School leaders want you to know they are serious about keeping kids safe.
“There are new procedures that we had to put in place,” White said. “That’s one of the reasons why we wanted to push the calendar back a bit.”
In-person classroom instruction will happen Monday through Thursday, with Friday all virtual, allowing a three-day weekend for a thorough clean.
Thursday night, a lot of parents had questions about what that virtual environment will look like for classes. School staff explained students will use a program called Canvas to do and turn in their assignments. The Canvas platform will contain all courses students would normally be in at school, but will include podcasts, videos and self-guided and interactive learning modules.
“We are going to use asynchronous learning, primarily,” said Executive Director of School Improvement Dr. Julie Drewry. “We will have times that teachers may meet with smaller groups or individuals during office hours using a program called Microsoft Teams.”
Microsoft Teams was the software used to conduct the town hall Thursday.
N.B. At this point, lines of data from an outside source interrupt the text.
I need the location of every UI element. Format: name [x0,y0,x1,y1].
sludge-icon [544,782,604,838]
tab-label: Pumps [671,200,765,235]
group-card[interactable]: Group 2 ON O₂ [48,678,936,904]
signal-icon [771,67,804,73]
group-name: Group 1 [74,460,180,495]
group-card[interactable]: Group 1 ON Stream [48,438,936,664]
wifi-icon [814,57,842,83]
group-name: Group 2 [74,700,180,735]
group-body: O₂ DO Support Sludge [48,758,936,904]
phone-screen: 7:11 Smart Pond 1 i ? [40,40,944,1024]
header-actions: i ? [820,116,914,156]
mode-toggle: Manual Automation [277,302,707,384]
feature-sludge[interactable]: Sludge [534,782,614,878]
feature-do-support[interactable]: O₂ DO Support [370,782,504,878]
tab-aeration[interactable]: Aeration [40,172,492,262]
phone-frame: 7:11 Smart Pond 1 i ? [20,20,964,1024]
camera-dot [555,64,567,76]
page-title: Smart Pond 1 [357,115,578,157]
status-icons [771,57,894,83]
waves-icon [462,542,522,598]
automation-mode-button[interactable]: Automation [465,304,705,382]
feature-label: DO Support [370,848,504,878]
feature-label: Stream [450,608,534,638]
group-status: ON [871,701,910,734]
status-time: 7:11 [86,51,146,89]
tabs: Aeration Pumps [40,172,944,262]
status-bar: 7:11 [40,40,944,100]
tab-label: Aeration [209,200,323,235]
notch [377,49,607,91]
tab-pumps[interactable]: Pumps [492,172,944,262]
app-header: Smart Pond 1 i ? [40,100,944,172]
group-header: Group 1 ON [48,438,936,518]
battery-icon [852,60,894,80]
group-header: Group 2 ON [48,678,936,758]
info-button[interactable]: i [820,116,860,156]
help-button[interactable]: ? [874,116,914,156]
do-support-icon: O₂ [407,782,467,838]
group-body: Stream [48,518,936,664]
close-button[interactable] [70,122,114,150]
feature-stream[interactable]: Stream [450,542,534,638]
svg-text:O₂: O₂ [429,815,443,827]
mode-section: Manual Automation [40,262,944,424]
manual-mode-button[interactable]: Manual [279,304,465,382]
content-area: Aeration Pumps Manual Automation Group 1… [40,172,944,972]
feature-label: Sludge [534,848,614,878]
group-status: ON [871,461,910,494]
Several parents had questions about access to school counselors if their students participate in the virtual academy. Officials said the best way to reach a counselor is to call the school directly. Another question submitted by a parent: if a student switches from in-person to virtual learning, can that student can keep the same counselor? School officials said they will do their best to keep students matched with the counselors they started the year with.
Virtual students will still have access to meals. School officials said it would be similar to the grab-and-go program that was instituted when school closed in the spring.
Other parents submitted many questions about mask wearing and enforcement at school. Students can remove their masks when they eat and are six feet apart.
“I’m talking about the refusal of wearing a mask, then we will need to get parents involved, and we will need to make sure that our students are doing this because our students are potentially at risk, our staff members are potentially at risk,” White said.
Most importantly, the district asks that you fill out your intent forms by July 28. They said it’s possible to move a child to virtual learning from face-to-face, but it’s not as easy the other way around.
“That’s why we need the numbers and we need the intent form to know so that we can maintain that physical distance and follow the CDC guidelines,” White said.
If a student tests positive for COVID-19 in the schools, leaders said they will take each instance on a case-by-case basis. Depending on the situation, they will determine if robo calls are sent out or letters to parents, etc.
Students will have to answer screening questions each day before going into school. Staff said the questions will be geared toward the age of each student.
For students with special needs who plan to work in the virtual academy, school staff will work individually with each student depending on his or her needs.
When all is said and done, White said kids need to be the focus of this process.
“Let’s make sure that we are honoring them in this process and keeping children at the center of every discussion,” White said. “If we do that, then we can’t go wrong.”
The final recommendation of the school reopening plan goes to the school board next. Once given approval, it will be sent to the Virginia Department of Education.